The release fits STØK’s lane cleanly. The Swedish imprint, founded and managed by MarAxe, says it focuses on hardtechno and hypnotic techno only, and its Bandcamp catalog now shows 83 releases. Graviton, listed as SR90 on Beatport, adds another step to a label run that already feels deliberately shaped rather than scattered. This is a label built for repetition with intent, and Cormack’s record matches that brief by keeping the arrangement tight while letting texture do the work.

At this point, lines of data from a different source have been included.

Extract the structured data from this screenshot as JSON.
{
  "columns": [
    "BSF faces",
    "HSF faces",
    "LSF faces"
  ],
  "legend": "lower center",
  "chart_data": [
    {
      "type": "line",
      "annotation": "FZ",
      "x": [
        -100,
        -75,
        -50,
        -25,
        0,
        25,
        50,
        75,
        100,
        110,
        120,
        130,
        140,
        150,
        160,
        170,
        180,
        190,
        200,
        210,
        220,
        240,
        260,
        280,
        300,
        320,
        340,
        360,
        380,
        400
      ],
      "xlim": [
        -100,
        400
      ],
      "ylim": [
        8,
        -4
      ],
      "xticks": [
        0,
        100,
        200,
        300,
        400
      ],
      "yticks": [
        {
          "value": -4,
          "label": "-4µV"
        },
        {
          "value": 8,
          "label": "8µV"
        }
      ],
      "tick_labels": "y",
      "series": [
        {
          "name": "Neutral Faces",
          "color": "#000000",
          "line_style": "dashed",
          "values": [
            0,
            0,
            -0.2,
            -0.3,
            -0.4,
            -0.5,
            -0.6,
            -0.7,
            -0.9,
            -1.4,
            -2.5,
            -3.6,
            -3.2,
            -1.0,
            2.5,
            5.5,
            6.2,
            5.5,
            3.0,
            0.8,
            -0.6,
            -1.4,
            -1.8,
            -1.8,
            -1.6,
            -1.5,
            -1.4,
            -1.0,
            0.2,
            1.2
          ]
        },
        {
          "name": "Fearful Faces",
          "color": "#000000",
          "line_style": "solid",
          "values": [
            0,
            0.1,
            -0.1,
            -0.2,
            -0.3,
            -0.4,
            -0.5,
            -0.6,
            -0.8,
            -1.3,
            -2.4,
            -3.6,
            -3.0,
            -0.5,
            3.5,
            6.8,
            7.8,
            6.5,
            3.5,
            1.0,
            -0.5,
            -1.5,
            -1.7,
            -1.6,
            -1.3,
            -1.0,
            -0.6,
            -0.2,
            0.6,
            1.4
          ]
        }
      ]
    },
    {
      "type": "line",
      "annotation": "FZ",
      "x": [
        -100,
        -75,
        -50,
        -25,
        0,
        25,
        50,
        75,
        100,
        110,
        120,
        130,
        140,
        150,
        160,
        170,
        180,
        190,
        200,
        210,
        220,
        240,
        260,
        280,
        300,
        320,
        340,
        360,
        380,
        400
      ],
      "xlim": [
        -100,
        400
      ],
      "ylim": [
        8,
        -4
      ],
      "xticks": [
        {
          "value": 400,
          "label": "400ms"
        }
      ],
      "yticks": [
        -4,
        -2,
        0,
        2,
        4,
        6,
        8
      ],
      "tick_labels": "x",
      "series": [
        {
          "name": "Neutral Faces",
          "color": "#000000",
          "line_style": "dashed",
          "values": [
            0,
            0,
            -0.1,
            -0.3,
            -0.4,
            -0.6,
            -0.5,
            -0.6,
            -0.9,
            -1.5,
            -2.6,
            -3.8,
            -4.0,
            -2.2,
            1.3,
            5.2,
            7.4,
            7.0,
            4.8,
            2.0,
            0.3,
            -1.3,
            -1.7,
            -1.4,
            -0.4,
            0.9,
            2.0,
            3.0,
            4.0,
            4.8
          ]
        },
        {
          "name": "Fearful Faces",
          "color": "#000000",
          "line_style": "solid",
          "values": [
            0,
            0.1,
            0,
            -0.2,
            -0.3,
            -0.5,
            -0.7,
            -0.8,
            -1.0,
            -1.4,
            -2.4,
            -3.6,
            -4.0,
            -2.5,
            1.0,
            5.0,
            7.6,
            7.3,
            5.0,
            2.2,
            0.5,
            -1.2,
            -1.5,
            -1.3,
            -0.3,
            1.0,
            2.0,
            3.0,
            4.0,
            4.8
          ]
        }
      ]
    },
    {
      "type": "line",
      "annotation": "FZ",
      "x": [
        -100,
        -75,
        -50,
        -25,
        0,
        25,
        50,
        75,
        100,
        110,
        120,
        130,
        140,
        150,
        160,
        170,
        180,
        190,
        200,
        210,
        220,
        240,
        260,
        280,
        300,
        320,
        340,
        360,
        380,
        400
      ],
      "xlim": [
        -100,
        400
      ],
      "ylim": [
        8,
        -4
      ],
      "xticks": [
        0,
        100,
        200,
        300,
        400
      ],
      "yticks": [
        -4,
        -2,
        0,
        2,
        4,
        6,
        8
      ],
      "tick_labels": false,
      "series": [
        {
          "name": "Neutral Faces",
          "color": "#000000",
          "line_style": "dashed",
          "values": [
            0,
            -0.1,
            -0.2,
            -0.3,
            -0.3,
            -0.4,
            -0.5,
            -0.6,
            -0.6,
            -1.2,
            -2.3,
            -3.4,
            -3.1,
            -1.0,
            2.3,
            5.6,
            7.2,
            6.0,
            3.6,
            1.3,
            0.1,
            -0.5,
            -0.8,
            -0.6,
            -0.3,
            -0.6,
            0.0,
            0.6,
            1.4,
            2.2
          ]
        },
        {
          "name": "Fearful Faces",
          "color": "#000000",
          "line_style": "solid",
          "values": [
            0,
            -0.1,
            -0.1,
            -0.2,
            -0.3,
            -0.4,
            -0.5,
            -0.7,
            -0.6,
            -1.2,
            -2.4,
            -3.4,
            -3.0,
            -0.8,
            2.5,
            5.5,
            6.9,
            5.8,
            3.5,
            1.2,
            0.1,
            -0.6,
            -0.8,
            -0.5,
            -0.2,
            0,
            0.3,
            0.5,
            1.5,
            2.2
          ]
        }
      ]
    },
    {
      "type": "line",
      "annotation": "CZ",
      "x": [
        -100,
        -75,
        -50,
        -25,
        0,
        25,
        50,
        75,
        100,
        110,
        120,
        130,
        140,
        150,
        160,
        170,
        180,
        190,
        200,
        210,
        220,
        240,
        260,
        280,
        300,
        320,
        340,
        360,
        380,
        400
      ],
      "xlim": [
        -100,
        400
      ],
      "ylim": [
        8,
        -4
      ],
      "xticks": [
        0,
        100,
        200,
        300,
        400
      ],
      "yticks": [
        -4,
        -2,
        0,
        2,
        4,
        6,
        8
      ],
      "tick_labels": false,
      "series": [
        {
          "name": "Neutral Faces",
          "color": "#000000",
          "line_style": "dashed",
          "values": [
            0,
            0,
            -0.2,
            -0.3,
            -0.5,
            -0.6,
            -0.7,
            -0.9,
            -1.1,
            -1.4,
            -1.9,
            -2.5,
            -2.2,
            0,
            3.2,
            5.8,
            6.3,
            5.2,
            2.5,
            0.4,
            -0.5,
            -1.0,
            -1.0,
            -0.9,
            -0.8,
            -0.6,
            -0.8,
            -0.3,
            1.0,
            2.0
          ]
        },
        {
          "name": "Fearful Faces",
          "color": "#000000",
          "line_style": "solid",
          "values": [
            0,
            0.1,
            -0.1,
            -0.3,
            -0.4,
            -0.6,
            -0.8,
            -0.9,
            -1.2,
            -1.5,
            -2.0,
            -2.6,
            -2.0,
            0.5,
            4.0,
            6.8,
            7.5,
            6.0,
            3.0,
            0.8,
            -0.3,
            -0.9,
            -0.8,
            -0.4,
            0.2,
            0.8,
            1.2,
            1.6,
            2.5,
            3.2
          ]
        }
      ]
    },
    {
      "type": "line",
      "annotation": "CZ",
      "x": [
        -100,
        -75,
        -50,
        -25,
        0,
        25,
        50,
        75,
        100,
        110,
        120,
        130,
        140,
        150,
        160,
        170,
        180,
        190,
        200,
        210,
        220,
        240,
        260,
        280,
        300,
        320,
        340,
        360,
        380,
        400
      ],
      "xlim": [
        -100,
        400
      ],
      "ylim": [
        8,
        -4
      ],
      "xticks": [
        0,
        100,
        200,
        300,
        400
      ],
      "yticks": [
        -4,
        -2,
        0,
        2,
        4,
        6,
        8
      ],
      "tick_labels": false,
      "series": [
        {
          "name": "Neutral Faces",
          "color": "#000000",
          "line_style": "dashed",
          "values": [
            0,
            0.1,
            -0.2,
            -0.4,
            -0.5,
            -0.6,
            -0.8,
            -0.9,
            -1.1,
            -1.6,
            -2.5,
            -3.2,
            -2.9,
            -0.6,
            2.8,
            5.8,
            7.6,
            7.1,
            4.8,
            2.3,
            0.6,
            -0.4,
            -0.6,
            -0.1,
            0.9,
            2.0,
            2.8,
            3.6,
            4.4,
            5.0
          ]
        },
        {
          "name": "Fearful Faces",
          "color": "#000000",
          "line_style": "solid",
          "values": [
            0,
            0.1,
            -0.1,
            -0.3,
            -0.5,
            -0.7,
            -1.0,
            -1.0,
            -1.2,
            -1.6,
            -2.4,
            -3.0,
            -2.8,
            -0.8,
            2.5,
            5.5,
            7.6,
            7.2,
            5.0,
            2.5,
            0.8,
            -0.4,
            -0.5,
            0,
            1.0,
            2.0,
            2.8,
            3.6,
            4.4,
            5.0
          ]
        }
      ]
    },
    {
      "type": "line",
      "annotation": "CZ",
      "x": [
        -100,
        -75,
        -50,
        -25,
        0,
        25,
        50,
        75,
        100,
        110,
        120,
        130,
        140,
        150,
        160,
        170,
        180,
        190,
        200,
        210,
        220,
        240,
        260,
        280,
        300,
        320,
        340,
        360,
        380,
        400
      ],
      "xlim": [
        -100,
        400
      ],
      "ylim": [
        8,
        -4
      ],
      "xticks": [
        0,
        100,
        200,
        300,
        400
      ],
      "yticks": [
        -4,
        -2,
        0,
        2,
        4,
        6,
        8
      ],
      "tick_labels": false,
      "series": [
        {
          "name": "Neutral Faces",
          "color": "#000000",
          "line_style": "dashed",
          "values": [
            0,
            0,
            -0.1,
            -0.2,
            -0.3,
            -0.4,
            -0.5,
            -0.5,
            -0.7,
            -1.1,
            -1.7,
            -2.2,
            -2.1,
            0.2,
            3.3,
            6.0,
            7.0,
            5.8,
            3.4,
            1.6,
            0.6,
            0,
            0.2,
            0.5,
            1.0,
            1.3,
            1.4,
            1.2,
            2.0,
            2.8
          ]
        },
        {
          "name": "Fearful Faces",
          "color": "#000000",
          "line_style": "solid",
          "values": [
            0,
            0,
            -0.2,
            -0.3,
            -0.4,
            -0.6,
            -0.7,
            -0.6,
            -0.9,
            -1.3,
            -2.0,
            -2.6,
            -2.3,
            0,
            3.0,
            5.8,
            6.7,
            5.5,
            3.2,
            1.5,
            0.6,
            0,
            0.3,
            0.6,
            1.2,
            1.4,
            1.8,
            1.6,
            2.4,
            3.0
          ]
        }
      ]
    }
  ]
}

That matters because Cormack is not coming at this from a blank slate. STØK previously issued Phase Repeater on February 20, 2026, and described it as his first release on the label, while Unknown Transmission was later presented as his second. Graviton continues that line without turning into a carbon copy. The language around the record points to intricate textures and small shifts pulling the listener inward bar by bar, which is the kind of progression that keeps a room locked without cluttering the mix.

AI-generated illustration
AI-generated illustration

Cormack’s background helps explain why the record feels so disciplined. Beatport identifies him as a techno artist from North Wales whose sound draws on the raw energy of late-’90s techno, blending industrial weight with hypnotic, percussive momentum. It also notes his experience as a bass guitarist, shaped by funk, jazz, dub reggae and extreme metal. That mix shows up here in the way Graviton and Trilinear hold their line: dense enough to carry tension, restrained enough to stay functional, and patient enough to reward a full stretch on a proper sound system.